Um dia, a perseguir um bandido, caiu e bateu com a cabeça. Ficou bastante mal e teve, inclusive de passar uns tempos no hospital. Quando recuperou, por insistência dos médicos, decidiu mudar alguns hábitos na sua vida. Começou por frequentar aulas de yoga. Ia a uma escola perto de casa, mas a professora era péssima e Yolanda não gostava. Pensou desistir mas decidiu ficar. Ao fim de algum tempo, a professora mudou de terra é Yolanda, que agora era uma pessoa muito mais calma e mais doce, sorriu.

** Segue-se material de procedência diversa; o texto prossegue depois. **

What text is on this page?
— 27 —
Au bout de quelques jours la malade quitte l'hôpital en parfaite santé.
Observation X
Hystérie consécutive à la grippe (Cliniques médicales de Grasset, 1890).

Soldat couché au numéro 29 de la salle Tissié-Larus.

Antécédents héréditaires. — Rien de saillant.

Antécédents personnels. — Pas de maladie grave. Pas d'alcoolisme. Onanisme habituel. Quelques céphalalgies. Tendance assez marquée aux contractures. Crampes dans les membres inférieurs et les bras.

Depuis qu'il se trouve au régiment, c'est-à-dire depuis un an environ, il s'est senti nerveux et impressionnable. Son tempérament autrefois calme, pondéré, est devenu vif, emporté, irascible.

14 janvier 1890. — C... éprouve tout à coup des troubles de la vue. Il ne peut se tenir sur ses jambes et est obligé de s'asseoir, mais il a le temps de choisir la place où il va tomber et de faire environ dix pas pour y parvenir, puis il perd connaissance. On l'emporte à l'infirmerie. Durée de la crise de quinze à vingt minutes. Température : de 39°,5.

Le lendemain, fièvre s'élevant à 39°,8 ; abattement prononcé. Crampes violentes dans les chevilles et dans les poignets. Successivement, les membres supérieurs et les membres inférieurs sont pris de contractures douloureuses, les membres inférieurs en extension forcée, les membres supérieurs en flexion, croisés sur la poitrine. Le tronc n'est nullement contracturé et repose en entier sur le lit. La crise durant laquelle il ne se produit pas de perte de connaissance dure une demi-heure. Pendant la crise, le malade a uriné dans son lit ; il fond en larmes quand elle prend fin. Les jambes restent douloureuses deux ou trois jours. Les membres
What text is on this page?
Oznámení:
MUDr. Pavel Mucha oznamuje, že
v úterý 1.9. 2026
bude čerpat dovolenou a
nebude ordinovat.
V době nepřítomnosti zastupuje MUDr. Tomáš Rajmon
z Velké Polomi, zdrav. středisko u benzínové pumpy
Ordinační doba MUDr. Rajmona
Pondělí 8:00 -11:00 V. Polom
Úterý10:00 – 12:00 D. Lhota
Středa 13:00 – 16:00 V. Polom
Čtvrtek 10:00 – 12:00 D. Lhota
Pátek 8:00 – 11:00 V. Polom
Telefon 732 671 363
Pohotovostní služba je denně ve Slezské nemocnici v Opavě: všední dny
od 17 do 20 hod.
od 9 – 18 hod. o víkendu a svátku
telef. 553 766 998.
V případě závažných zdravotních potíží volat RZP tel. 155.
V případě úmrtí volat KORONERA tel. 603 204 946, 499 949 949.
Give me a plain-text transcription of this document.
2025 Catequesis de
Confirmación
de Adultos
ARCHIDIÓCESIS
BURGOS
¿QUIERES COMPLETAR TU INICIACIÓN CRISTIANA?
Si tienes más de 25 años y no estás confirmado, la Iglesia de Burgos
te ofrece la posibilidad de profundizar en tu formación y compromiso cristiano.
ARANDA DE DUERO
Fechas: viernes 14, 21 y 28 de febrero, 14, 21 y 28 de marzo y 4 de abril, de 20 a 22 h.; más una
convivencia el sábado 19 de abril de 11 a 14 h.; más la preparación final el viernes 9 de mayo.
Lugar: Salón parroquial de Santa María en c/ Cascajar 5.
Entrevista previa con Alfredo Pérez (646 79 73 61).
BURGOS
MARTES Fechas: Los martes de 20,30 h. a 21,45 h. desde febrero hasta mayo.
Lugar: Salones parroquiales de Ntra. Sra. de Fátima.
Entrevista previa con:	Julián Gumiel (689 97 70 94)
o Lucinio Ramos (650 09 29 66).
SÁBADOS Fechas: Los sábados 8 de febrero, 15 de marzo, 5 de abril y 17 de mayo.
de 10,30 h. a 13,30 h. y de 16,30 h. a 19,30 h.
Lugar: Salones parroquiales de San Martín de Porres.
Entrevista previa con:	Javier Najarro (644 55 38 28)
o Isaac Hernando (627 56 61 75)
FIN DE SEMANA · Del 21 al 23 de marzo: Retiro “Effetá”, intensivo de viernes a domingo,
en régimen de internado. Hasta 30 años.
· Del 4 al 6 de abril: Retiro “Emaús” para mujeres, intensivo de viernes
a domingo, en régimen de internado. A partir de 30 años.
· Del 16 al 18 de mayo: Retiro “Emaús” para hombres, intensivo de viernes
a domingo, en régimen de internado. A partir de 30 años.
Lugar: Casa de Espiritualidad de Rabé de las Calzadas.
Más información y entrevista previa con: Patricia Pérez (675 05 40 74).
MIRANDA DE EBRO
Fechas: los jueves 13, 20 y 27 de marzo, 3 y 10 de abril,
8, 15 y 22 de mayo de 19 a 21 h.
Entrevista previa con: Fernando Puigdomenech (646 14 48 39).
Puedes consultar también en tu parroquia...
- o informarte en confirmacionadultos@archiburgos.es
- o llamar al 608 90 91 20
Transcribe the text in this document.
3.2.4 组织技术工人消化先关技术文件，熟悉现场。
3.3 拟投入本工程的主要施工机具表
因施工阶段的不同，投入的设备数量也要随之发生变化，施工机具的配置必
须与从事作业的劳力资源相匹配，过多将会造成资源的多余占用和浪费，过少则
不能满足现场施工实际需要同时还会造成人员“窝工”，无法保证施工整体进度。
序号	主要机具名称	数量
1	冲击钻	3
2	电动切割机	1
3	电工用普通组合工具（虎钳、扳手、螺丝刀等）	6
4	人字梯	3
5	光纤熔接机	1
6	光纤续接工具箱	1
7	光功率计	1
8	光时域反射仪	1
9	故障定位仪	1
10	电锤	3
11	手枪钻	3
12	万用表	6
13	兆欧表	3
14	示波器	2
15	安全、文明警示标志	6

O professor que substituiu a antiga professora era um homem espadaúdo, da mesma altura de Yolanda, com dentes de estrela de cinema e músculos de surfista. Yolanda quase teve uma apoplexia. Apareceram-lhe uns coraçõezinhos nos olhos e umas borboletas no estômago. Apaixonou-se! Não se apercebeu disso porque não sabia o que era. Sabia sim, que queria ir às aulas todos os dias. Ao fim de um mês, já estava mais elástica que um pedaço de plasticina.

Um dia, a sair da aula, o professor encheu-se de coragem e convidou-a a sair para jantar, acreditando que ia levar uma bofetada. A resposta de Yolanda foi tão surpreendente que o deixou sem saber o que fazer. Tinha finalmente quebrado a muralha de ferro da mulher sem emoções.

E, claro, esta história acaba como todas as outras bonitas histórias de amor. Casaram e foram muito felizes. Yolanda era a pessoa mais querida para o marido e bruta para os bandidos. Ah, e passaram a frequentar os três os almoços de domingos da família em Famalicão.